Every response — including 404, 405, and 429 short-circuits — includes security headers and a request ID automatically.

Risk: APIs expose undocumented or deprecated endpoints, increasing the attack surface.

ergo mitigation: This is primarily a governance concern, but ergo-router provides structural support:

  • OPTIONS requests auto-respond with an Allow header listing the methods registered on each path.
  • 405 Method Not Allowed responses include the Allow header, giving clients (and auditors) an accurate inventory of supported methods.
  • The declarative route configuration serves as a single-source-of-truth for what the API exposes.

Risk: APIs trust data received from third-party integrations without proper validation.

ergo mitigation: While this risk primarily concerns outbound API consumption, ergo’s inbound protections provide a strong foundation:

  • The body parser validates Content-Type and charset before parsing, preventing content confusion attacks.
  • JSON Schema validation via validate() applies the same strictness to webhook payloads and third-party callbacks as to client requests.
  • Bounded parsing defaults apply to all inbound data regardless of source.
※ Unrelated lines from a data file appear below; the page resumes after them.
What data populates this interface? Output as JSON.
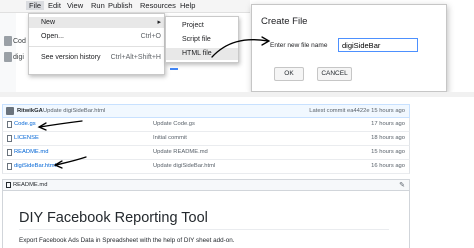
{
  "menubar": {
    "items": [
      "File",
      "Edit",
      "View",
      "Run",
      "Publish",
      "Resources",
      "Help"
    ]
  },
  "behind": {
    "code_label": "Cod",
    "digi_label": "digi"
  },
  "file_menu": {
    "new": "New",
    "new_arrow": "▸",
    "open": "Open...",
    "open_shortcut": "Ctrl+O",
    "version_history": "See version history",
    "version_shortcut": "Ctrl+Alt+Shift+H"
  },
  "new_submenu": {
    "items": [
      "Project",
      "Script file",
      "HTML file"
    ]
  },
  "create_file_dialog": {
    "title": "Create File",
    "label": "Enter new file name",
    "value": "digiSideBar",
    "ok": "OK",
    "cancel": "CANCEL"
  },
  "commit_bar": {
    "user": "RitwikGA",
    "message": "Update digiSideBar.html",
    "latest": "Latest commit ea4422e 15 hours ago"
  },
  "files": [
    {
      "name": "Code.gs",
      "message": "Update Code.gs",
      "age": "17 hours ago"
    },
    {
      "name": "LICENSE",
      "message": "Initial commit",
      "age": "18 hours ago"
    },
    {
      "name": "README.md",
      "message": "Update README.md",
      "age": "15 hours ago"
    },
    {
      "name": "digiSideBar.html",
      "message": "Update digiSideBar.html",
      "age": "16 hours ago"
    }
  ],
  "readme": {
    "filename": "README.md",
    "title": "DIY Facebook Reporting Tool",
    "text": "Export Facebook Ads Data in Spreadsheet with the help of DIY sheet add-on."
  },
  "colors": {
    "link_blue": "#0366d6",
    "focus_blue": "#4d90fe",
    "annotation_black": "#000000"
  }
}
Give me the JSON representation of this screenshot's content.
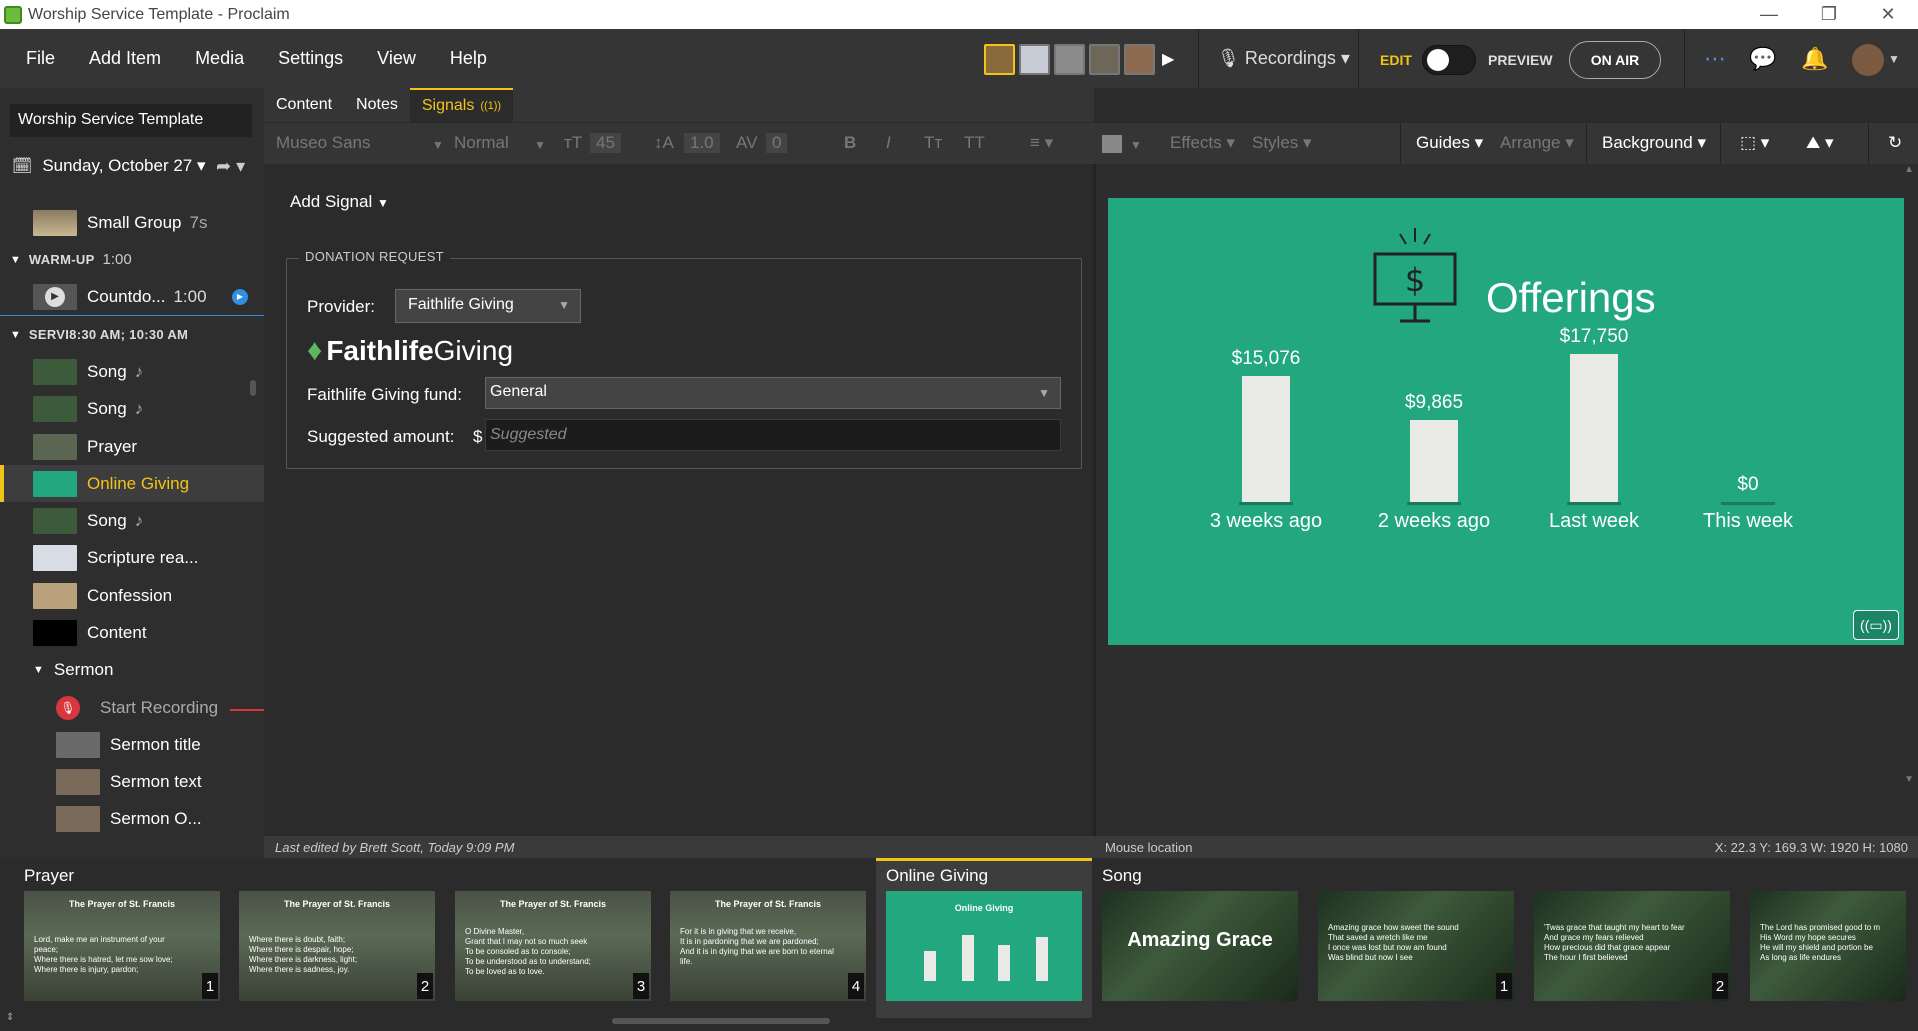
{
  "window": {
    "title": "Worship Service Template - Proclaim"
  },
  "menu": [
    "File",
    "Add Item",
    "Media",
    "Settings",
    "View",
    "Help"
  ],
  "top": {
    "recordings": "Recordings ▾",
    "edit": "EDIT",
    "preview": "PREVIEW",
    "on_air": "ON AIR"
  },
  "left": {
    "doc_title": "Worship Service Template",
    "date": "Sunday, October 27 ▾",
    "items": [
      {
        "label": "Small Group",
        "dur": "7s"
      },
      {
        "label": "WARM-UP",
        "dur": "1:00"
      },
      {
        "label": "Countdo...",
        "dur": "1:00"
      },
      {
        "label": "SERVI8:30 AM; 10:30 AM"
      },
      {
        "label": "Song",
        "note": "♪"
      },
      {
        "label": "Song",
        "note": "♪"
      },
      {
        "label": "Prayer"
      },
      {
        "label": "Online Giving"
      },
      {
        "label": "Song",
        "note": "♪"
      },
      {
        "label": "Scripture rea..."
      },
      {
        "label": "Confession"
      },
      {
        "label": "Content"
      },
      {
        "label": "Sermon"
      },
      {
        "label": "Start Recording"
      },
      {
        "label": "Sermon title"
      },
      {
        "label": "Sermon text"
      },
      {
        "label": "Sermon O..."
      }
    ]
  },
  "tabs": {
    "content": "Content",
    "notes": "Notes",
    "signals": "Signals",
    "signals_badge": "((1))"
  },
  "toolbar": {
    "font": "Museo Sans",
    "weight": "Normal",
    "size": "45",
    "line": "1.0",
    "kern": "0",
    "effects": "Effects",
    "styles": "Styles",
    "guides": "Guides",
    "arrange": "Arrange",
    "background": "Background"
  },
  "signal": {
    "add_signal": "Add Signal",
    "legend": "DONATION REQUEST",
    "provider_label": "Provider:",
    "provider_value": "Faithlife Giving",
    "logo_a": "Faithlife",
    "logo_b": "Giving",
    "fund_label": "Faithlife Giving fund:",
    "fund_value": "General",
    "amount_label": "Suggested amount:",
    "currency": "$",
    "amount_placeholder": "Suggested"
  },
  "status": {
    "left": "Last edited by Brett Scott, Today 9:09 PM",
    "mouse": "Mouse location",
    "coords": "X: 22.3  Y: 169.3   W: 1920  H: 1080"
  },
  "slide": {
    "title": "Offerings",
    "chart_data": {
      "type": "bar",
      "categories": [
        "3 weeks ago",
        "2 weeks ago",
        "Last week",
        "This week"
      ],
      "values": [
        15076,
        9865,
        17750,
        0
      ],
      "value_labels": [
        "$15,076",
        "$9,865",
        "$17,750",
        "$0"
      ]
    }
  },
  "strip": {
    "groups": [
      "Prayer",
      "Online Giving",
      "Song"
    ],
    "prayer_title": "The Prayer of St. Francis",
    "prayer_slides": [
      "Lord, make me an instrument of your\npeace;\nWhere there is hatred, let me sow love;\nWhere there is injury, pardon;",
      "Where there is doubt, faith;\nWhere there is despair, hope;\nWhere there is darkness, light;\nWhere there is sadness, joy.",
      "O Divine Master,\nGrant that I may not so much seek\nTo be consoled as to console;\nTo be understood as to understand;\nTo be loved as to love.",
      "For it is in giving that we receive,\nIt is in pardoning that we are pardoned;\nAnd it is in dying that we are born to eternal\nlife."
    ],
    "prayer_nums": [
      "1",
      "2",
      "3",
      "4"
    ],
    "online_giving_title": "Online Giving",
    "song_title": "Amazing Grace",
    "song_slides": [
      "Amazing grace how sweet the sound\nThat saved a wretch like me\nI once was lost but now am found\nWas blind but now I see",
      "'Twas grace that taught my heart to fear\nAnd grace my fears relieved\nHow precious did that grace appear\nThe hour I first believed",
      "The Lord has promised good to m\nHis Word my hope secures\nHe will my shield and portion be\nAs long as life endures"
    ],
    "song_nums": [
      "1",
      "2"
    ]
  }
}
Beyond the OWASP API Top 10, ergo includes protections that address broader security concerns:

ProtectionDescription
sanitizeQuotedStringEscapes backslashes, double-quotes, and strips all CTL characters (except HTAB) per RFC 7230 §3.2.6. Used in WWW-Authenticate, Link, and Set-Cookie headers.
Prefer header ReDoS mitigationThe lib/prefer.js parser uses a two-alternative regex pattern that avoids catastrophic backtracking on adversarial input.
Sensitive header redactionThe structured logger redacts authorization, cookie, proxy-authorization, and set-cookie header values from log output.
Safe URI decodinglib/query.js wraps decodeURIComponent in a safeDecode() helper that catches URIError on malformed percent-encoded sequences, preventing 500 crashes.
exec-all zero-length match guardPrevents infinite loops when a regex matches the empty string.
Request-ID validationergo-router validates incoming X-Request-Id headers, rejecting oversized or malformed values.
Stream error propagationsend() and compress() propagate stream errors via res.emit('error') only when listeners are present, preventing both uncaught exceptions and hung responses.